Some individual building models had to be split according to ownership, building name, and street address to discern which sections of a building are part of Harvard and which aren’t, since Harvard shares real estate with Cambridge and Boston. The buildings needed to be aligned with the terrain data as well, which can be time-consuming. Harvard worked with Esri emerging partner SmarterBetterCities to optimize the 3D campus model by giving it a Harvard look and making it even more lightweight. SmarterBetterCities used CityEngine rule packages to provide custom map symbologies, which makes it easy for Harvard to maintain and edit elements of the campus model.
The campus models were exported as a geodatabase. Using ArcScene and ArcGIS Pro, HPPM can easily process 3D data; perform common operations, such as unifying projections; and implement additional attributes from other resources, including Microsoft Excel tables.
At last, Harvard had a lightweight, campus-scale 3D model that could be used for 3D spatial analysis as well as new-use case studies, such as climate change investigations, plotting new development scenarios, designing novel campus lighting projects, visualizing bike routes, and coming up with detailed vegetation plans.
Sharing the 3D Map
Completion of Harvard’s 3D campus model gave rise to the next logical step: sharing 3D models with the public via the Internet.
Stepping into the online world required a reliable 3D hosting service to ensure a great user experience, so Harvard used SmarterBetterCities’ CloudCities, an online 3D web sharing service for cities that is built on top of ArcGIS technology, including CityEngine.
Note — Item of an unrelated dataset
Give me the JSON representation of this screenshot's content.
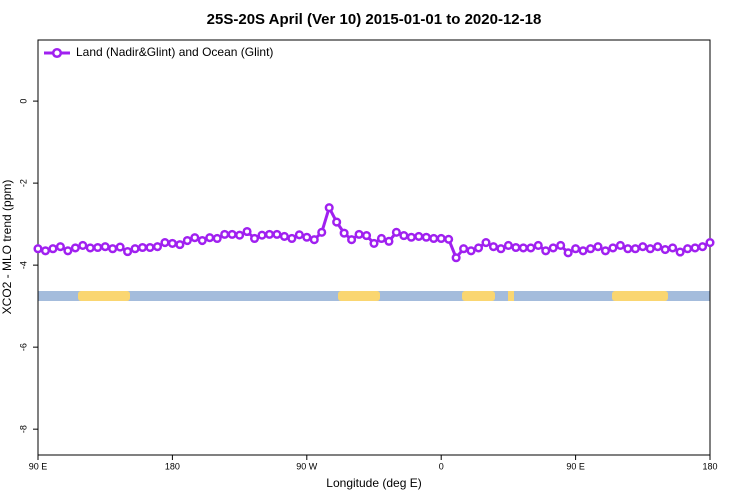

It allows users to easily upload 3D models and embed them into a website. Additionally, ArcGIS Online users can directly access their content on CloudCities and share data on smartphones, tablets, and computers without installing software.
Integrating Interior Details
3D models could become important prototypes for novel workflows that bridge the gap between GIS and computer-aided architectural design (CAAD). They could help launch applications, such as indoor navigation or that manage smart metering devices.
As an early demonstration of this, Harvard and SmarterBetterCities created a room-finding web application for the 3D campus map. More than 60 learning and teaching spaces were plotted on the campus map and made available to the Harvard community as a 3D web application during Harvard’s Learning Spaces Week in early June 2015. Even though most event participants were not familiar with GIS, many of them found the application easy to use and valuable.
For the next phase of the 3D campus map, Harvard is working with Esri and SmarterBetterCities to develop a more advanced interior model that includes rooms, stairways, elevators, and building systems.